Fujimori’s lawyers posted the $2,880 bail set by the judge handling the extradition trial, allowing him to be freed. He left in a four-wheel-drive vehicle for a house rented in the upper-class Santiago neighborhood of Las Condes.
Small groups of supporters and foes were kept at a distance from the detention center.
A panel of the Chilean Supreme Court voted 4-1 to allow the former authoritarian leader to go free, but they prohibited him from leaving Chile, said the president of the court panel, Enrique Curi.
The judge handling the case, Orlando Alvarez, said it would be at least a month before a ruling on the extradition request is handed down.
Fujimori failed in two previous attempts to gain freedom on bail after the court said he was “a danger to society.” Lawyers for the Peruvian government argued he would try to flee the country if freed. But Fujimori attorney Alberto Veloso said his client was not a flight risk.
In Peru, word of the Chilean court’s decision was met with the deep division the former leader still elicits among his compatriots: His supporters expressed joy, while his foes reacted with disappointment and anger.
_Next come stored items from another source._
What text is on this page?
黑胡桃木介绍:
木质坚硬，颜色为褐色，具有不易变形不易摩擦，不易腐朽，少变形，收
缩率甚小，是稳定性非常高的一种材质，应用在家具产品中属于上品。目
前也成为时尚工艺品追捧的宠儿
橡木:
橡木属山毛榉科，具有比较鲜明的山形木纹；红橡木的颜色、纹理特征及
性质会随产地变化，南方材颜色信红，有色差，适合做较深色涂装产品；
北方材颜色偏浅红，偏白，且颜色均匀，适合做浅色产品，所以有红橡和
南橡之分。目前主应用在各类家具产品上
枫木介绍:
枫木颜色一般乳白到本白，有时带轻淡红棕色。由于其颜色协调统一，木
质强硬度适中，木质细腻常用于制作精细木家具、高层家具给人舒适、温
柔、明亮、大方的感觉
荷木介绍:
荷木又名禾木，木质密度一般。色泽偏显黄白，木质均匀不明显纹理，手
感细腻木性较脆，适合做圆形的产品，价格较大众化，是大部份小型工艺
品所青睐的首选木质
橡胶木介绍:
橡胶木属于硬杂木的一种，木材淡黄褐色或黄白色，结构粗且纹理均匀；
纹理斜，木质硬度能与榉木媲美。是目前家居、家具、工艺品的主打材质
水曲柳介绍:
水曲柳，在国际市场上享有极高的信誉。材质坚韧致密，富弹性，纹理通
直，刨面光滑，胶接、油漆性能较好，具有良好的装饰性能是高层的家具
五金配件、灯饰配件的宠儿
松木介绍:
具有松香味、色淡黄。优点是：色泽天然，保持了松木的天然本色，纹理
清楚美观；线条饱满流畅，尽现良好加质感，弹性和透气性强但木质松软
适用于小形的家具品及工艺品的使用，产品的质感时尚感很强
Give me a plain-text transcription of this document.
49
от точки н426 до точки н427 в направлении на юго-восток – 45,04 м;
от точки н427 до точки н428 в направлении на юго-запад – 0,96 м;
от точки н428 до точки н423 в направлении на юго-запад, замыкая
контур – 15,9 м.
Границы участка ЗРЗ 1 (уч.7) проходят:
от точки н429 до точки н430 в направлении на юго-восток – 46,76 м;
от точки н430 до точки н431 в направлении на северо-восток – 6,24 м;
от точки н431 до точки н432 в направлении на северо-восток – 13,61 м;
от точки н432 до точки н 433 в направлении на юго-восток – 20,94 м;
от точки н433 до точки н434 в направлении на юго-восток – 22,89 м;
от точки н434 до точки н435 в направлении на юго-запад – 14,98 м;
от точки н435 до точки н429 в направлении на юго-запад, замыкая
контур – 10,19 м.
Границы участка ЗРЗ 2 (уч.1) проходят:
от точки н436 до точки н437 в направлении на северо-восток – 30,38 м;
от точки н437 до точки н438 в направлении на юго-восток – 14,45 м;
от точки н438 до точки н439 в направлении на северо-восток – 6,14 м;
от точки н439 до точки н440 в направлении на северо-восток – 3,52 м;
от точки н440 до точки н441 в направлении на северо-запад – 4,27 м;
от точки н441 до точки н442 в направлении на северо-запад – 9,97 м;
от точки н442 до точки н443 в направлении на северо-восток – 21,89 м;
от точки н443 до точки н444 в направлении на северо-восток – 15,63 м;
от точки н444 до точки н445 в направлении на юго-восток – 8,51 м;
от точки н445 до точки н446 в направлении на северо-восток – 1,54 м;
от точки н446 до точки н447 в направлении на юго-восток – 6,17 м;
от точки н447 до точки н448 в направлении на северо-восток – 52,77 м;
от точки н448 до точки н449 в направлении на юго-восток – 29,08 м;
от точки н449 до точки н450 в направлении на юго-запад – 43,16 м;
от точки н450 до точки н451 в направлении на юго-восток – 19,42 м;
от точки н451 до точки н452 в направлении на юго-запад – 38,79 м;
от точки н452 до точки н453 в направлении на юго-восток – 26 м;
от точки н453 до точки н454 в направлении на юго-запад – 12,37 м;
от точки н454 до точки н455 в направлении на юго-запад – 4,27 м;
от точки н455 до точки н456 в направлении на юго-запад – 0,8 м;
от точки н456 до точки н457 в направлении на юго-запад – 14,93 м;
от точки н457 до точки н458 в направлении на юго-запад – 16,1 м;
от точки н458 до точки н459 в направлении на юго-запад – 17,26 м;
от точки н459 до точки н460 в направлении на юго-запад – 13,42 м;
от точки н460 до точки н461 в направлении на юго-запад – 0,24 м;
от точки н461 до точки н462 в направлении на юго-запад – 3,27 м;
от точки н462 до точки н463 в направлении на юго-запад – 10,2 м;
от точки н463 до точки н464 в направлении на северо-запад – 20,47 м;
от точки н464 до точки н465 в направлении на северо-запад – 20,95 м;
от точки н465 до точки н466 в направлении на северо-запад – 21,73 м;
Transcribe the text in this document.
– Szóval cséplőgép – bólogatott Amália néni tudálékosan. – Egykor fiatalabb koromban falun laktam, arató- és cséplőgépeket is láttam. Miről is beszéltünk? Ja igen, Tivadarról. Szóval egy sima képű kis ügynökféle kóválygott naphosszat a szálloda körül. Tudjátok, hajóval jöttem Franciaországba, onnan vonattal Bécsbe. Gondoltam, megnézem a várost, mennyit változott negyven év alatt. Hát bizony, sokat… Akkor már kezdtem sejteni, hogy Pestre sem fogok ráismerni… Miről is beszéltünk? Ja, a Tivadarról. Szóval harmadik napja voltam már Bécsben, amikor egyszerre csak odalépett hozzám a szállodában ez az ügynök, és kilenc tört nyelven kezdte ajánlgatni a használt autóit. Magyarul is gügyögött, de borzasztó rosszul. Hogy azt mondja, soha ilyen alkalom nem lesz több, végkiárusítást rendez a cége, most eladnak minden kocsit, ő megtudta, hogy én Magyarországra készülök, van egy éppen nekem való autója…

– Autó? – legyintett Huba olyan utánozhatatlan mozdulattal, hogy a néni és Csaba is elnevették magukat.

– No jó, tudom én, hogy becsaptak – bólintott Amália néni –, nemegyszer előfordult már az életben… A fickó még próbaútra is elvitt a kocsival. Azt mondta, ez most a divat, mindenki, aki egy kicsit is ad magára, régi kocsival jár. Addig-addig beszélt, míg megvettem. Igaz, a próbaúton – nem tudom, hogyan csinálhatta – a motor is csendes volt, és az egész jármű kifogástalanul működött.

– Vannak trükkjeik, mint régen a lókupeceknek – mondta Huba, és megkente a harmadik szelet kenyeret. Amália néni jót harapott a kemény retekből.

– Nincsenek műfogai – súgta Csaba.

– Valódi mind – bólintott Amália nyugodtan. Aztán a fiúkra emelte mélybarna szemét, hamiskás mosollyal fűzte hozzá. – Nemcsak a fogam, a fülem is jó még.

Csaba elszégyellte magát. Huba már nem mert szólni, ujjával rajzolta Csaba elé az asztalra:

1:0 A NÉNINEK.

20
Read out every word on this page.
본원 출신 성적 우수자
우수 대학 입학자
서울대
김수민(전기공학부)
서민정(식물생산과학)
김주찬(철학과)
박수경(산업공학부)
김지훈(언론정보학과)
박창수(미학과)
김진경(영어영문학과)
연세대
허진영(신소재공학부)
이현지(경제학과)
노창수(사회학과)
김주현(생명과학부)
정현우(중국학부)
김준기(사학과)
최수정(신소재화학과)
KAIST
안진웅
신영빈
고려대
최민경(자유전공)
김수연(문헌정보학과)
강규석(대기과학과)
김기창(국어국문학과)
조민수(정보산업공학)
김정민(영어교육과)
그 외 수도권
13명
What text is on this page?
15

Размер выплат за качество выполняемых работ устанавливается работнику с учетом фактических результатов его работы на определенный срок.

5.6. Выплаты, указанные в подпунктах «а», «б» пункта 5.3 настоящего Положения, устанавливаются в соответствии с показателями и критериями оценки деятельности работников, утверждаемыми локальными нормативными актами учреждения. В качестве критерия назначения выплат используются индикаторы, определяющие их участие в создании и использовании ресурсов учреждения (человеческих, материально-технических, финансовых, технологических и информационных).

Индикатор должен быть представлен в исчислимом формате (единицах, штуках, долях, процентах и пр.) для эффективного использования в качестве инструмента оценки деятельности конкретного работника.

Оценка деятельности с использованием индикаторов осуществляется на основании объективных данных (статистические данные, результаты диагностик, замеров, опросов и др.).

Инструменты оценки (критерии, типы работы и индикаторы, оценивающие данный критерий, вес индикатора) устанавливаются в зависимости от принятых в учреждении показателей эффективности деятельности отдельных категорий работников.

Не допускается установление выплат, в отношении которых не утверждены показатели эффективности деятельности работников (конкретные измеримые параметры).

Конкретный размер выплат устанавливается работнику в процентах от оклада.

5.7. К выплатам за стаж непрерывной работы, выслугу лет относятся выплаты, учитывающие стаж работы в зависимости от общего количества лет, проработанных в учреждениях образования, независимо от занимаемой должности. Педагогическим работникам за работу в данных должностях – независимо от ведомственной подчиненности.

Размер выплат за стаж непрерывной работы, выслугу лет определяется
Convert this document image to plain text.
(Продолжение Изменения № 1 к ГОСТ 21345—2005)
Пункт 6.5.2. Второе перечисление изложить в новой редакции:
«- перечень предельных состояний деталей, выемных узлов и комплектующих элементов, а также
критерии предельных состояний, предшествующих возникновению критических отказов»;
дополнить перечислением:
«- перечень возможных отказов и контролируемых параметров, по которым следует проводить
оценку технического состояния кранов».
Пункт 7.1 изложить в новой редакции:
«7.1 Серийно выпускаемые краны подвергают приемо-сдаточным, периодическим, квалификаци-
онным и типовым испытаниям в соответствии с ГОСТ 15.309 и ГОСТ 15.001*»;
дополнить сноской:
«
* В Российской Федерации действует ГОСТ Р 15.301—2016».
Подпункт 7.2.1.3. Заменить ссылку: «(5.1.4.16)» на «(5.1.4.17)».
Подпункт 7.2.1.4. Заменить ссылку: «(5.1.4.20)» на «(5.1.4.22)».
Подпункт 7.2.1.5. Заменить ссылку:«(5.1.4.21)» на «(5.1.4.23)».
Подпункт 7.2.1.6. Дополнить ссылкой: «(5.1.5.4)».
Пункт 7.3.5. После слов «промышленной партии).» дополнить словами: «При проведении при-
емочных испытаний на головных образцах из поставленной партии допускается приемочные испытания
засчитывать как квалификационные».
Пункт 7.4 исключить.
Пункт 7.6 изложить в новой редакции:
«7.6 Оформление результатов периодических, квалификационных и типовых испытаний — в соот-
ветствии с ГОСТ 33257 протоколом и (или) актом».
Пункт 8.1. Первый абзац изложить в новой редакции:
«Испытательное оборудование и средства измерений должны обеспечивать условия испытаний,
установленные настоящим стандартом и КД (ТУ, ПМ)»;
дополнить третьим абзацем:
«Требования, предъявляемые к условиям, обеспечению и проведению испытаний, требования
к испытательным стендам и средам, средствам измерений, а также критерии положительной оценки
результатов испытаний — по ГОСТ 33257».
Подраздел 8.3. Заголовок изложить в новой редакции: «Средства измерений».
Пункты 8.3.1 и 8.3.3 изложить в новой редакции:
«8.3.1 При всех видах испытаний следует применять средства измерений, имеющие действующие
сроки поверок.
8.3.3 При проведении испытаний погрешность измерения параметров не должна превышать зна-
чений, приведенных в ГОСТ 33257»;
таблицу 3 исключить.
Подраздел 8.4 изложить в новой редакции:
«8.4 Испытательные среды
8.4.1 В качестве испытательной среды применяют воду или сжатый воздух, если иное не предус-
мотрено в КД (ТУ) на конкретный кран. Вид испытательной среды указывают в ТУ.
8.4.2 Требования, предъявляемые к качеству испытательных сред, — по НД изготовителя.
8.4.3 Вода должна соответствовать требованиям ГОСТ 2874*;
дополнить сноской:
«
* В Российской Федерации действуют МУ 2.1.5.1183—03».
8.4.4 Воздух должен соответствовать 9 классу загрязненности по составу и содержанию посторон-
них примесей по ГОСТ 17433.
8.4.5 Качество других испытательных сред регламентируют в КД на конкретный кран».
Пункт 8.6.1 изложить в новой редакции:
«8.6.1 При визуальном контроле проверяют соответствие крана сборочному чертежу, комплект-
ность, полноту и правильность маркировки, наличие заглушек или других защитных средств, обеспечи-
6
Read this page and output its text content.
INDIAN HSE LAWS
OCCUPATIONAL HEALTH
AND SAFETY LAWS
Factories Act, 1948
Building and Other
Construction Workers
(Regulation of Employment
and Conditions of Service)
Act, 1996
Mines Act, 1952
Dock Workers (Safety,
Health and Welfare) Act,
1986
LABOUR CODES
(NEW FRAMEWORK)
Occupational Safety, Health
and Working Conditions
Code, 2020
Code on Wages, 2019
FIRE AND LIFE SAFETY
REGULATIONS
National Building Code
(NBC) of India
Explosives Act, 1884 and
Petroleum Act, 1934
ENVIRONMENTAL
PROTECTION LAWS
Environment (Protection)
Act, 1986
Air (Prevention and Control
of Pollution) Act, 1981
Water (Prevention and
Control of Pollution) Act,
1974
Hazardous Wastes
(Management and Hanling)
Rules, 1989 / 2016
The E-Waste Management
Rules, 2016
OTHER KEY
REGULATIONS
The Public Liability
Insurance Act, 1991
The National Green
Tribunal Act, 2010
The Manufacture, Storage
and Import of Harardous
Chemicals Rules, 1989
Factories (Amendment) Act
“This is freedom, even if he can’t leave Chile, he is a free man,” said Martha Chavez, a pro-Fujimori congresswoman and former presidential candidate. “The only thing he demands is respect for his rights and guarantees, and he has got that. If he had received the same guarantees from Peruvian authorities, he would have already come here.” Carmen Amaro, whose brother, Alberto, was killed in a notorious case of human rights abuse under Fujimori, said she was “indignant” over the bail ruling.
“This is not an act of justice, because in a way it gives him impunity,” she said.
But Peru’s Supreme Court President Walter Vasquez dismissed concerns that Chilean authorities would let Fujimori slip out of the country.
“It is necessary to have confidence in the Chilean authorities,” Vasquez said. “We have an expectation, a perspective that justice will prevail at the end of this process.” Peru so far has filed 12 formal charges against Fujimori, including sanctioning a paramilitary death squad accused of murdering 25 people, illegal phone tapping, diverting public funds to the intelligence service, bribing legislators and transferring $15 million to his spy chief, Vladimiro Montesinos.
Fujimori has called the charges against him an effort to block his political comeback.
He resigned the presidency via fax from Tokyo in 2000 amid a growing corruption scandal. He is the son of Japanese immigrants and holds Peruvian and Japanese citizenship.